Coordination of the Commission’s work has been entrusted to Archbishop Juan Ignacio Arrieta Ochoa de Chinchetru, Secretary of the Dicastery for Legislative Texts, the curial body responsible, among other duties, for updating the current Eastern canonical legislation. This institutional link underscores that the reform effort is not an abstract academic exercise but part of the Church’s formal legislative process.

The composition of the Commission reflects both technical expertise and interdicasterial collaboration. Members have been selected primarily from among Eastern-rite consultors of the Dicastery for Legislative Texts and the Dicastery for the Eastern Churches. Among them are Corepiscopus John D. Faris of the Maronite Church in the United States; Professor Pablo Gefaell Chamochin of the Pontifical University of the Holy Cross; Professor Astrid Kaptijn of the University of Fribourg, who also serves as a consultor to the Dicastery for the Eastern Churches; Father Sunny Thomas Kokkaravalayil, S.J., pro-dean of the Faculty of Eastern Canon Law at the Pontifical Oriental Institute; Father Lorenzo Lorusso, O.P., of the Pontifical Gregorian University; Professor Péter Szabó of the Catholic University of Budapest; and Archbishop Cyril Vasiľ, S.J., of Košice for Byzantine-rite Catholics in Slovakia.

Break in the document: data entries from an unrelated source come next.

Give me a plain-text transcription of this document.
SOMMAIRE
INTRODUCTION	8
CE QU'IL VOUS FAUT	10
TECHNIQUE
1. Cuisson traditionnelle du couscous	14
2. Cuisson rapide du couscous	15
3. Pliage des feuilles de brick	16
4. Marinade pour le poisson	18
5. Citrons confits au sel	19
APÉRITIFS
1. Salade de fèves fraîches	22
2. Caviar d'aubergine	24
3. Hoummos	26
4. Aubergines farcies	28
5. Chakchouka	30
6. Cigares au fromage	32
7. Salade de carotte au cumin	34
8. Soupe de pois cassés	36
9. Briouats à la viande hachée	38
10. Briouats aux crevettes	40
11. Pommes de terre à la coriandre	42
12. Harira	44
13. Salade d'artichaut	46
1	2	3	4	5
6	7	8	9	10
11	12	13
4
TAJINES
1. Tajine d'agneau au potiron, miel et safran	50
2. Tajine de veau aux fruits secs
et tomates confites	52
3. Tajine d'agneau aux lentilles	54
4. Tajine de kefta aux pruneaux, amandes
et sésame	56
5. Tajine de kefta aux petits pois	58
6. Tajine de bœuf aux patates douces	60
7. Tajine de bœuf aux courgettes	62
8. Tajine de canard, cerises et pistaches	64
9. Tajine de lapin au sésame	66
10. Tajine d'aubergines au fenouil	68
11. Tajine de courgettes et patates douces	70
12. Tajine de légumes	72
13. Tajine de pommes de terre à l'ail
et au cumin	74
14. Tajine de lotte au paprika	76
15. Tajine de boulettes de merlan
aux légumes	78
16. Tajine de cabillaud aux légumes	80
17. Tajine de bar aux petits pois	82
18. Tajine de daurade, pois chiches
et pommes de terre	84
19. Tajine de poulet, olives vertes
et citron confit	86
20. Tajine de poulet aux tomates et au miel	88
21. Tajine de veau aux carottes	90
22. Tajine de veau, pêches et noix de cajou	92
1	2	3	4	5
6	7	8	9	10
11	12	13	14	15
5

Cardinal Grech has framed the initiative explicitly within the “synodal spirit” that is to characterize this implementation phase. He has invited the Eastern Churches sui iuris, episcopal conferences, Catholic universities, ecclesial institutions and interested individuals to submit contributions to the General Secretariat of the Synod by 15 April 2026. The deadline is not incidental. It establishes a concrete horizon for consultation, reinforcing the claim that synodality is not confined to episcopal assemblies but extends to the broader People of God.

For readers less familiar with Eastern canon law, it is worth recalling that the CCEO, promulgated in 1990, governs the internal life of 23 Eastern Catholic Churches. While in full communion with the Bishop of Rome, these Churches maintain distinct canonical traditions shaped by centuries of theological and cultural development in the Christian East. Any revision, therefore, must balance two imperatives: fidelity to their particular identity and coherence within the universal communion of the Catholic Church.

The fact that the Vatican has deemed it “opportune” to create a dedicated Commission for the Eastern Code, rather than subsuming the matter under the broader Latin reform effort, signals an awareness of that specificity. It also reflects a theological conviction increasingly emphasized during the synodal process: unity does not require uniformity.

Whether the forthcoming drafts will significantly reshape the distribution of competencies, the functioning of synodal structures within the Eastern Churches, or the modalities of interaction with the Apostolic See remains to be seen. What is clear is that the Church’s experiment in synodality is now entering the demanding terrain of legal codification. The rhetoric of listening is giving way to the discipline of legislative drafting — a test that will reveal how deeply the synodal vision can be inscribed into the Church’s normative framework.